EDMONTON - Alberta needs to start saving billions more each year to avoid an economic cash crunch when the province's energy revenues start to dwindle, says a new C.D. Howe Institute report.
The report released Thursday by the Toronto-based think-tank says the province should save the equivalent of $4,500 a year for every Albertan - or about $15 billion annually.
This is far more than the roughly $2 billion a year the province has been saving and even more than the $12 billion in energy revenues the province is projecting to rake in this year.
Economists Leslie Shiell and Colin Busby say in their report that many Albertans are asking whether the province has saved enough for the future.
"This question has taken on particular importance in light of recent media reports about the successful example of Norway, an oil-rich country that places more emphasis on saving its resource revenues than Alberta," they say in the report.

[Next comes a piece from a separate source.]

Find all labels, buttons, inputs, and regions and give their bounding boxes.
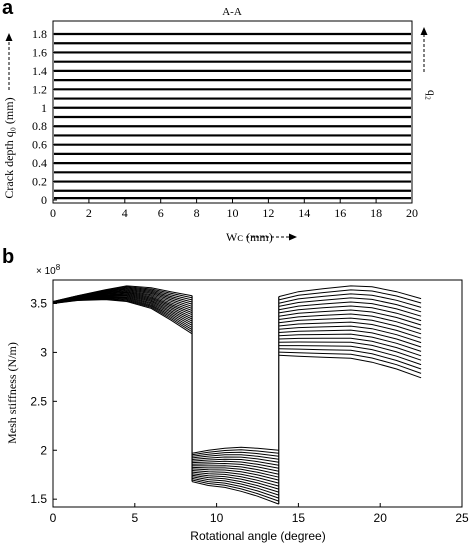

Finance Minister Iris Evans said the report appears to endorse Alberta's savings strategy but suggested that some of the advice may be included in the province's new investment strategy.
But Evans blanched at the report's comparison of Alberta's savings policy with what Norway has been doing with its resource wealth.
"Norway has a 25 per cent sales tax and 55 per cent personal income tax," she said. "What we have in common with Norway is a resource-based economy, but the taxation structure is really quite different."
Alberta has taken a more balanced approach, using resource revenues to pay for high quality education and health care systems as well as keeping taxes low, a department official said.
Alberta became the first debt-free province in 2004 after using windfall energy revenues to pay down roughly $28 billion in provincial debt. The province has also saved roughly $7 billion since then in trust accounts and endowments, including the Heritage Fund which is now valued at $17 billion.
The Alberta government currently has a policy that requires two-thirds of any unanticipated budget surplus to go towards building projects, while one-third goes into savings. Last year's budget surplus was $4 billion, the 14th surplus in a row for the province.
The province has already set up the Alberta Investment Management Corp. with $75 billion in savings from pension funds, the Heritage Fund, and the Capital Fund.
The government has also been spending billions on a backlog of building projects that languished while the focus was on paying off the province's debt.
Tens of thousands of new residents pouring into Alberta have also caused dramatic increases in health care and education costs and dozens of new schools and several health facilities are being built to keep pace with the growing population.
Alberta's total revenues are forecast at $38 billion this year, while spending is pegged at $37 billion.